Now, we come to define the boundary conditions using the topological entity sets created earlier.

  1. Click on “Boundary conditions” in the tree and click “Add boundary condition” button to create a new entry as shown below.
  1. Re-name the entry as “water-Inlet” and specify the values shown in the figure below and click on save at the bottom. Note: you do not need to select from the viewer in this case.
  1. Add another boundary condition ( as before ), re-name it as “outlet” and specify the settings as shown in figure below and save it.
  1. Lastly, add the 3rd boundary condition, re-name it to “walls” and specify the settings as shown in the following figure. Note: you do not need to select from the viewer in this case.
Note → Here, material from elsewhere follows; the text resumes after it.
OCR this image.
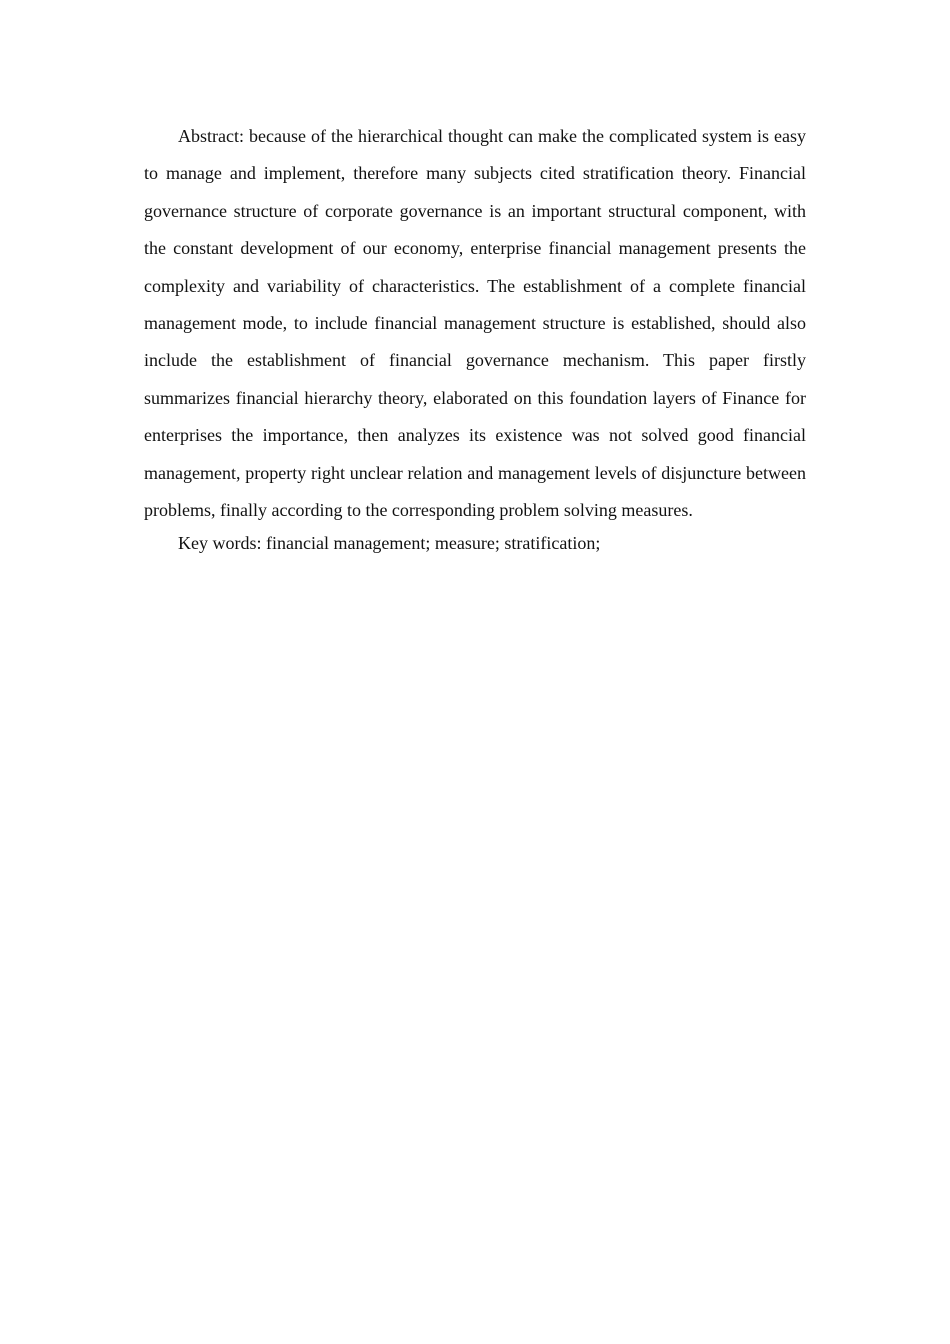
Abstract: because of the hierarchical thought can make the complicated system is easy to manage and implement, therefore many subjects cited stratification theory. Financial governance structure of corporate governance is an important structural component, with the constant development of our economy, enterprise financial management presents the complexity and variability of characteristics. The establishment of a complete financial management mode, to include financial management structure is established, should also include the establishment of financial governance mechanism. This paper firstly summarizes financial hierarchy theory, elaborated on this foundation layers of Finance for enterprises the importance, then analyzes its existence was not solved good financial management, property right unclear relation and management levels of disjuncture between problems, finally according to the corresponding problem solving measures.

Key words: financial management; measure; stratification;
  1. Based on the type of problem, we now modify some of the numerics as is illustrated in the figure below. This includes specifying the number of solver iterations per time step in “Number of correctors” and selecting the solvers based on the flow variables. These changes will help in better stability and convergence on the simulation.

Simulation Control:

  1. Next, in simulation control we define some main control settings such as start and end times, time step size, auto time-stepping and number of processors for this simulation run. Follow the figure below to set up as shown and click ‘save’.
  1. Finally click on “Simulation Runs” and click on “Create New Run” from the options panel. Then click “Start” to start the simulation run. Thats it ...!


  • Once the run finishes, the results can be post-processed by clicking on “Post-processor” tab.
  • Loading the results by clicking on “Solution fields” as shown in figure below.
  • Goto the last simulation step by clicking the last step button
  • Add a ‘Slice’ filter with shown settings
  • switch the flow variable to ‘alpha.phase1’ as shown.